The Free State had gained a foothold with a few troops in the valley of the Upper Nile in Bahr el-Ghazal.
The English were mainly concerned that the French were also interested in this region because of its proximity to the Nile basin.
It was better that King Leopold II be on their side.
An agreement was signed with the British who ceded to Leopold II, for the duration of his reign, territories located between 30 ° east longitude and the bank of the Nile up to Fashoda as well as those located between 30 ° and 25 ° east longitude.
Émile Francqui also helped the king obtain this lease with England, which was acting as guardian of Egypt, on 12 May 1894
In exchange, he ceded a strip of territory from Lake Albert to Lake Tanganyika.
This agreement was later questioned and only the Lado Enclave remained, until 1910.
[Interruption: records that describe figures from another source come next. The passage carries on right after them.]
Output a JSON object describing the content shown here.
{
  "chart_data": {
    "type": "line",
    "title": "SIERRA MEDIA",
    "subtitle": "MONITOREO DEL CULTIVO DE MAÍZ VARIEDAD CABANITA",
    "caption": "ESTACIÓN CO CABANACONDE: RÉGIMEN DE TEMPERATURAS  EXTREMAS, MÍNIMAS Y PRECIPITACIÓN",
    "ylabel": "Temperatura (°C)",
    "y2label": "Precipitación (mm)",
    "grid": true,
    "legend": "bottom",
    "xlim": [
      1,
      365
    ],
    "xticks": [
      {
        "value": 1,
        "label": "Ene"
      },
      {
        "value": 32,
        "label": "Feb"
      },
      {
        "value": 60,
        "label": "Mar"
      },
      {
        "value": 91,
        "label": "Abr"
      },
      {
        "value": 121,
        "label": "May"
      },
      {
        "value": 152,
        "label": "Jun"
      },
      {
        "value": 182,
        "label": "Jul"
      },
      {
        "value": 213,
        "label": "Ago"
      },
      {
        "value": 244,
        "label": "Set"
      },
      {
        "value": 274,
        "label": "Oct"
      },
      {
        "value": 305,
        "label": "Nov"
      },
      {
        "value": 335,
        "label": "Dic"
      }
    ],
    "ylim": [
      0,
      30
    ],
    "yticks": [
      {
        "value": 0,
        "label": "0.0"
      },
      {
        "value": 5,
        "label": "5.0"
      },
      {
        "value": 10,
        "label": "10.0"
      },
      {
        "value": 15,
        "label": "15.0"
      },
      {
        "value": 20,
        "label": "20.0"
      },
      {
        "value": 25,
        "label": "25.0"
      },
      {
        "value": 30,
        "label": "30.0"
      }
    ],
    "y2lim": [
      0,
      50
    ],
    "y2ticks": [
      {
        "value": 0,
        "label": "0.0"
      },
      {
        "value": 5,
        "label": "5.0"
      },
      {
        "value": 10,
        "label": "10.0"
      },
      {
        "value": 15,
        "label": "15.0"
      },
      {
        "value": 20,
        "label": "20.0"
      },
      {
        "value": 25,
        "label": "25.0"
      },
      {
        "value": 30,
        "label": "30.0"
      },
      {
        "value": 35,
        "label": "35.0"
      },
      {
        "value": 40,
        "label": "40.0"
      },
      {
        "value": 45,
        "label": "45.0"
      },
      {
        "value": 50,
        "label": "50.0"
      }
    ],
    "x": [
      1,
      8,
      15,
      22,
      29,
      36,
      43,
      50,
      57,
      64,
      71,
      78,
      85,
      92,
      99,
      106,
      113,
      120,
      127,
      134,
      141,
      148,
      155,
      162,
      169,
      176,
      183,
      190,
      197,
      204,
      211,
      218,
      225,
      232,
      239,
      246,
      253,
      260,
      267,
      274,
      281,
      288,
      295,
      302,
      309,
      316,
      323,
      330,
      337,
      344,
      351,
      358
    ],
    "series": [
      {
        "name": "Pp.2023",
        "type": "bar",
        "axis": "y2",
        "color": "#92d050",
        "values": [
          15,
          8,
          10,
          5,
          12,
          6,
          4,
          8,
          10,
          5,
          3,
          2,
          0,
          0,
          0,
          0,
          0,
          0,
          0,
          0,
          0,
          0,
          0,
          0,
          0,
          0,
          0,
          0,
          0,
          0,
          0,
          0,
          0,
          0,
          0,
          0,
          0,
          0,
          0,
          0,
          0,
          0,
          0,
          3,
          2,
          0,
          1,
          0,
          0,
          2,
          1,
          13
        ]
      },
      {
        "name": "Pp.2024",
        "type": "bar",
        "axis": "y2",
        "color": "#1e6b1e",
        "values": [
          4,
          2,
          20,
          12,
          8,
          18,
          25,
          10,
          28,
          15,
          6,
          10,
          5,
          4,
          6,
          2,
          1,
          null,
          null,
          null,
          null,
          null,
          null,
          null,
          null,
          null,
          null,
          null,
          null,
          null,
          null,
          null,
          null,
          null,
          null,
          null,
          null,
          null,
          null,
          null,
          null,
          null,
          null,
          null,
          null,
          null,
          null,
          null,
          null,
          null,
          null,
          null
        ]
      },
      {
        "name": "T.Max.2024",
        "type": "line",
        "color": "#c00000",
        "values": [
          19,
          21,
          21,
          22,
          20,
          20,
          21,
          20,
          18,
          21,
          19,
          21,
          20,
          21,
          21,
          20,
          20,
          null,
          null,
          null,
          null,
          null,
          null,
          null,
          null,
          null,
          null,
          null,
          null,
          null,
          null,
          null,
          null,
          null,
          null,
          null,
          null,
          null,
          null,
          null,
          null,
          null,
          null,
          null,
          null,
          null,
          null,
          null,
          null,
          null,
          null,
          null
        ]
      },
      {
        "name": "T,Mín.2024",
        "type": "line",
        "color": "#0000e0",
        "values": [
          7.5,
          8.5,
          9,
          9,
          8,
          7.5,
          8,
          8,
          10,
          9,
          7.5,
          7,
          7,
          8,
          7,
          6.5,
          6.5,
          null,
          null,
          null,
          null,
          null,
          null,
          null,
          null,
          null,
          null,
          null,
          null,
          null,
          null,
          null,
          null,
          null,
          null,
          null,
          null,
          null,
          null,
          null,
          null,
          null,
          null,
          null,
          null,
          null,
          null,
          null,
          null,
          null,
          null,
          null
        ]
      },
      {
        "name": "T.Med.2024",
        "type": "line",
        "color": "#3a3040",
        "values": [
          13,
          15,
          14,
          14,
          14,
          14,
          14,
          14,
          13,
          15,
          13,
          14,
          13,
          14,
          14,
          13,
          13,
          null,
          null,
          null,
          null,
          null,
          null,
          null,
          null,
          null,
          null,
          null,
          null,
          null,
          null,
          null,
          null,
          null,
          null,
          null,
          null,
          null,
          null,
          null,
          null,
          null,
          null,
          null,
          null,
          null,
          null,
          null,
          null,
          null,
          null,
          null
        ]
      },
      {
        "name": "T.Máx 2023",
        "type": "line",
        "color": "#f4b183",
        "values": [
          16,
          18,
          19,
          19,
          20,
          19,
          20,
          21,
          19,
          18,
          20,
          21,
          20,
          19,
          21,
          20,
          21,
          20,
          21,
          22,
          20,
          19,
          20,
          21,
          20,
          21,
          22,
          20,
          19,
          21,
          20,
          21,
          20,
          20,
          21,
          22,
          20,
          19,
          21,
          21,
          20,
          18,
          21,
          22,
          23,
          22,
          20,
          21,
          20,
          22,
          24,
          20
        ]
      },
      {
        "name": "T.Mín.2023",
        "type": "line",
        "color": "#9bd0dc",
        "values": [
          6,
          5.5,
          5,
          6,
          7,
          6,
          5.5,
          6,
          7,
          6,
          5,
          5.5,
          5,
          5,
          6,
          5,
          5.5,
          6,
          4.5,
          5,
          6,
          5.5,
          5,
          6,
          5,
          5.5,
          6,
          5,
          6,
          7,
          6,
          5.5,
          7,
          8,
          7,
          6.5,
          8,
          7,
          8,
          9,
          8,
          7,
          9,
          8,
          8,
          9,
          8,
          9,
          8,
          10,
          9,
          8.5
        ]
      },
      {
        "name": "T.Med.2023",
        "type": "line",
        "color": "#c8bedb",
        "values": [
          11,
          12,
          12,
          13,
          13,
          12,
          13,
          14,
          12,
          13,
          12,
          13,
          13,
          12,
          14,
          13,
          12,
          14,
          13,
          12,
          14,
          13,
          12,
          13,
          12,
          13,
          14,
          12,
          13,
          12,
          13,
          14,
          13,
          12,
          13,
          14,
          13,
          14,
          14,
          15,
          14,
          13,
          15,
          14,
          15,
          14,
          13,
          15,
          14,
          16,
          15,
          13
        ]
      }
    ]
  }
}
The Belgian government asked van Eetvelde for precise information on the financial situation of the Congo Free State.
He provided the information and tried to convince them that it would be profitable for Belgium to annex the state, which the king wanted.
Negotiations on this subject began in 1894 were not resolved until 1908 following many reversals and much procrastination by the Belgian government.

In 1897 van Eetvelde made every effort to make a success of the colonial exhibition in Tervuren at the Royal Museum for Central Africa.
This earned him the title of hereditary baron transmissible by primogeniture.
In July 1898 he was the victim of a nervous illness which finally led him to resign in October 1900. He was appointed Minister of State for the Independent State of Congo in February 1901.

==Last years==
From 1906 van Eetvelde devoted himself to his career in the business world.
He was president and director of many Belgian financial companies such as the Compagnie du chemin de fer du Congo supérieur aux Grands Lacs africains and the Banque de Bruxelles.
Edmond van Eetvelde died in Brussels on 8 December 1925 and was buried in Mol.